Also something interesting to note about Russia is hot water is provided by the municipality and not through a hot water tank in your own apartment like in North America. This would certainly reduce heating costs per person by offsetting them to the state.
> This would certainly reduce heating costs per person by offsetting them to the state.
Unless municipal hot water is somehow much more efficient than hot water heaters (and I'm skeptical, given the heat lost in transit), then it doesn't offset the costs per person, because those costs still have to be paid.
The main reason it can be more efficient is that they use waste heat from power plants.
In principle you can do the same thing at a smaller scale. Instead of burning natural gas or diesel/home heating oil in a furnace, burn it in a generator and heat your house with the engine coolant.

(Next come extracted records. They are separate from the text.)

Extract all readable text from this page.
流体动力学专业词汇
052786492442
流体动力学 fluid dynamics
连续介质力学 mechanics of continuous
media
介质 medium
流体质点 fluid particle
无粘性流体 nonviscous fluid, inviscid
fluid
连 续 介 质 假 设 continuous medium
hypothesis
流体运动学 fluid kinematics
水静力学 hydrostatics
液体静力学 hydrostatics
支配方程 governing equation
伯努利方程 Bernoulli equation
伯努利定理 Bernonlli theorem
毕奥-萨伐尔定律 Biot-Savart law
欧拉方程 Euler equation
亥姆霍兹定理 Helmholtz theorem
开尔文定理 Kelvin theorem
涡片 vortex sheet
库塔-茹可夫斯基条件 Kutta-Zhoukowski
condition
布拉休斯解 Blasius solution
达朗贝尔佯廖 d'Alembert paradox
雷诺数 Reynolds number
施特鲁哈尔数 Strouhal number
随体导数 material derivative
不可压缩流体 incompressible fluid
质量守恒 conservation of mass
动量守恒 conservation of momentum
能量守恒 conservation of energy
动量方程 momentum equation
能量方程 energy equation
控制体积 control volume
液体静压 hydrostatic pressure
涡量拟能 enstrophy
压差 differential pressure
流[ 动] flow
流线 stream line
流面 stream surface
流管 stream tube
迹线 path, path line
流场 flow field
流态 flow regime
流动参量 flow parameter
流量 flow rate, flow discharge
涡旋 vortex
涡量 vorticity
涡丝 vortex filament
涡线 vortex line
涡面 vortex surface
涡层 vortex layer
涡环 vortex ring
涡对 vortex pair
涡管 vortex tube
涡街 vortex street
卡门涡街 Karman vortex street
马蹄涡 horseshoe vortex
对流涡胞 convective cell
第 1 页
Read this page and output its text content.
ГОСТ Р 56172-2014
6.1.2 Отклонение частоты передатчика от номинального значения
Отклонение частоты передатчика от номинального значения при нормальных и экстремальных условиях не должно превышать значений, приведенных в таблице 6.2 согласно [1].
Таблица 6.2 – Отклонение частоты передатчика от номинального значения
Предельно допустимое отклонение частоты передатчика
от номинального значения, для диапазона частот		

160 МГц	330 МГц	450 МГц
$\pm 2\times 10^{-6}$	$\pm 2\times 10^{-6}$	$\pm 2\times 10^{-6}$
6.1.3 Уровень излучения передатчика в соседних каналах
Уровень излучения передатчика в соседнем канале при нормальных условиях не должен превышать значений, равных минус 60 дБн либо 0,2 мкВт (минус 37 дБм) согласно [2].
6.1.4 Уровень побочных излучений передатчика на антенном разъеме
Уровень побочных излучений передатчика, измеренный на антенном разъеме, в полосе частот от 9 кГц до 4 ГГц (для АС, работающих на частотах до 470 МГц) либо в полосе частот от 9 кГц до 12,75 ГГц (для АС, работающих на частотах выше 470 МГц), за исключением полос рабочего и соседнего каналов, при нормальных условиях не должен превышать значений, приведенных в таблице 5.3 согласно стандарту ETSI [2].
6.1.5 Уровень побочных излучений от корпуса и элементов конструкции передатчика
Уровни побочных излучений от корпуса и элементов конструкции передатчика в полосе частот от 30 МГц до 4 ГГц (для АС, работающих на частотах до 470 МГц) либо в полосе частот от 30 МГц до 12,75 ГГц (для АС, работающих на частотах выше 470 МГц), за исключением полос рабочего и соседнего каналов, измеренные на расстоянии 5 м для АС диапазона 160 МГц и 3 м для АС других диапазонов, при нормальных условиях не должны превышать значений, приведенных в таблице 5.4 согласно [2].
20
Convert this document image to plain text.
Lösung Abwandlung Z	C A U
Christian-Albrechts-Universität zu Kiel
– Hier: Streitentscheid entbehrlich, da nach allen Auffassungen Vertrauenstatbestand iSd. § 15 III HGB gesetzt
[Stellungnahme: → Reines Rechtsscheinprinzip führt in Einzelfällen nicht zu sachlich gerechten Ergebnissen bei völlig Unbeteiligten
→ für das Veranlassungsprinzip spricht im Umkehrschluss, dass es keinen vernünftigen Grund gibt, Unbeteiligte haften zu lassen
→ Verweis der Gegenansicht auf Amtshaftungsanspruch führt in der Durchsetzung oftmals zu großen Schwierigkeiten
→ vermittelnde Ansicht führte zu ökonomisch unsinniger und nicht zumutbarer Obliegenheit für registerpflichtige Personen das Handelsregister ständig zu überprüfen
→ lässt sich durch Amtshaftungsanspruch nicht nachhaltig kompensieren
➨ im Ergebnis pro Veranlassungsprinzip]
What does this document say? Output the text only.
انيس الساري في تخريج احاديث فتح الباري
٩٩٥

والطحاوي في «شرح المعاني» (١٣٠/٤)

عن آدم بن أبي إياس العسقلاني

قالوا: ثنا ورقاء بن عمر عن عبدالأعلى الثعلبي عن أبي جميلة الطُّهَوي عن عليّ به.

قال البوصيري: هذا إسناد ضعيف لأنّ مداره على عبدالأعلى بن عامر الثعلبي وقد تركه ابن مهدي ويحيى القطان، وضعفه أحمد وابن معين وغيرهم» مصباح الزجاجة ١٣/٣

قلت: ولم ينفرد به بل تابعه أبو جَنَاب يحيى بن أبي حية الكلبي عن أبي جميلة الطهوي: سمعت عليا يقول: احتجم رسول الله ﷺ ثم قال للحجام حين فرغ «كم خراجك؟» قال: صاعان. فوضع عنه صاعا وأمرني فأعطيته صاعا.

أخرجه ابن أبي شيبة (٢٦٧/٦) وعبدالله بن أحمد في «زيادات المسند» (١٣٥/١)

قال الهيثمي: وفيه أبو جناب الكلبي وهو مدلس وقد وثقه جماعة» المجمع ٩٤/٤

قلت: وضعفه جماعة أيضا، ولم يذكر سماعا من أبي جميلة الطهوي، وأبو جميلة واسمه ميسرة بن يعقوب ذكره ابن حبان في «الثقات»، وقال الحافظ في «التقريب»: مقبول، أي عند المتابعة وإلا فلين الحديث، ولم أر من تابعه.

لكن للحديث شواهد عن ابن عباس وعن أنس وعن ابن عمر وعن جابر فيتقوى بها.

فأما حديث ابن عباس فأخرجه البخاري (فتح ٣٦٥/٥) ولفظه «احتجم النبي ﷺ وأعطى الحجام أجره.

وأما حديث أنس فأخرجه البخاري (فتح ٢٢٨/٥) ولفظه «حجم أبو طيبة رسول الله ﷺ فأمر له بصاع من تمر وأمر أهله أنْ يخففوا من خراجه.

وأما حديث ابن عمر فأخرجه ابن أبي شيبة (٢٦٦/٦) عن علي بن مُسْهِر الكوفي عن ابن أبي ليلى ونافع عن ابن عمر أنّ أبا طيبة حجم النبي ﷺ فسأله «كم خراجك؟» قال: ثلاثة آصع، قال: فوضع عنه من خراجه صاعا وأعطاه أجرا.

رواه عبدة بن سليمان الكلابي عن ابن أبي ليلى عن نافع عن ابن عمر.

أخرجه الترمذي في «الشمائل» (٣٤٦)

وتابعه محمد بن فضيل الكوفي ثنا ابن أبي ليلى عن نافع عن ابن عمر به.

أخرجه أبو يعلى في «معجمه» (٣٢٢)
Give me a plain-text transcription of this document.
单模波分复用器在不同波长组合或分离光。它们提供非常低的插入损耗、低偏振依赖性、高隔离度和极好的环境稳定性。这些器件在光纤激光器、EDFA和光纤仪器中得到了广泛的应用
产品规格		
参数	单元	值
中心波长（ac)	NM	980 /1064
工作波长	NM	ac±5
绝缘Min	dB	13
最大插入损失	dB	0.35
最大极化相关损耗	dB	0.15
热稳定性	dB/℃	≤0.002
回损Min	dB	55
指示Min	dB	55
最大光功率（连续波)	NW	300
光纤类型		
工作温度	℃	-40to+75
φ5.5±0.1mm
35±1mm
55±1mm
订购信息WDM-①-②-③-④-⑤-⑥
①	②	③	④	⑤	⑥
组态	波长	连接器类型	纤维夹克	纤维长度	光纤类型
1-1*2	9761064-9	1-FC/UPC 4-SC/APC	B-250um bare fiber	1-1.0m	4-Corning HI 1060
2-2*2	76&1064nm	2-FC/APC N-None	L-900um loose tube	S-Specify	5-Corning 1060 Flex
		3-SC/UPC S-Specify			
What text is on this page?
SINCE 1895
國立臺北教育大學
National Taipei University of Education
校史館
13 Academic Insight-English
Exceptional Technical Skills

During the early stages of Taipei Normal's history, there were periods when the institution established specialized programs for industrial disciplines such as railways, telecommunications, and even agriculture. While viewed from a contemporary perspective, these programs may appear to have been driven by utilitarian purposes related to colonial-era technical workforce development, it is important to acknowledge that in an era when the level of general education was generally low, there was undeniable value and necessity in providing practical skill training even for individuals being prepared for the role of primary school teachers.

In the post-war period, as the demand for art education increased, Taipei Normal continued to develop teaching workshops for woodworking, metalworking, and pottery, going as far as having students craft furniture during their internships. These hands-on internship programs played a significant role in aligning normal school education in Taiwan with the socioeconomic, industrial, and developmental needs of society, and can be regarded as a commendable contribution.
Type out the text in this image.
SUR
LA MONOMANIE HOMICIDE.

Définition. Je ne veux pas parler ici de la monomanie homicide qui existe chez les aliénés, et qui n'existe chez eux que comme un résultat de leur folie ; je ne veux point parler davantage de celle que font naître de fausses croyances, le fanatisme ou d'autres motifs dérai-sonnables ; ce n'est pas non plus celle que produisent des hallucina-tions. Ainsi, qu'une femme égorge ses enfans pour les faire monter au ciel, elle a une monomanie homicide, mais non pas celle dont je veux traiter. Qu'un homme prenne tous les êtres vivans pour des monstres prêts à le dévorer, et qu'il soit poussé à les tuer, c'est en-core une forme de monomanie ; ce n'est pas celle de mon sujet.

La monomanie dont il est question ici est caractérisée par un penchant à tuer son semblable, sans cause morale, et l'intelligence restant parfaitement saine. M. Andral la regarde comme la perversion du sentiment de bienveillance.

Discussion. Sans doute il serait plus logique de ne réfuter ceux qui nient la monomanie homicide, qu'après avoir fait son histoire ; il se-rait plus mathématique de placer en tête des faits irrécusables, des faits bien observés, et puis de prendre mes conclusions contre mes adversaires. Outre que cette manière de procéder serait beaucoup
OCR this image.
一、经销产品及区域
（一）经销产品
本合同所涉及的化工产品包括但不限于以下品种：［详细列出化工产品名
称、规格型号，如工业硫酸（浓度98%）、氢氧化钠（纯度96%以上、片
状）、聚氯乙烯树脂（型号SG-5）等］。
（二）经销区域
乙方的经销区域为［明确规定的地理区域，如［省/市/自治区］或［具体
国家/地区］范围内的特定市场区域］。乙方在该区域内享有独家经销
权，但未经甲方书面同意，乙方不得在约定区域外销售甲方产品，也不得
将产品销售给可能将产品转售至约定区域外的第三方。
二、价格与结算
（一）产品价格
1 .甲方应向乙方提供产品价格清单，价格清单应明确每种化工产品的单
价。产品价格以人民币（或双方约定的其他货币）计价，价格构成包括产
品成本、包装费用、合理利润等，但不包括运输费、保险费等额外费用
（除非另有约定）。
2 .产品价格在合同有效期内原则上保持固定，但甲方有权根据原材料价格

Correct. Here for example you can see a pipeline running superheated water at ~120 C (250 F) 8 miles from the fourth-largest coal power plant in the world (5 GW) to a medium size city:
The plant generates so much waste heat (around 10 GW) while generating electricity that the heat loss in transport is pretty much irrelevant, as the heat is free anyway from the power plant's point of view.
You can use heat from burning garbage as well. My town has an incinerator which burns garbage at high temperatures, the heat is used to warm water which is used to heat buildings (as far as I know not as hot water directly).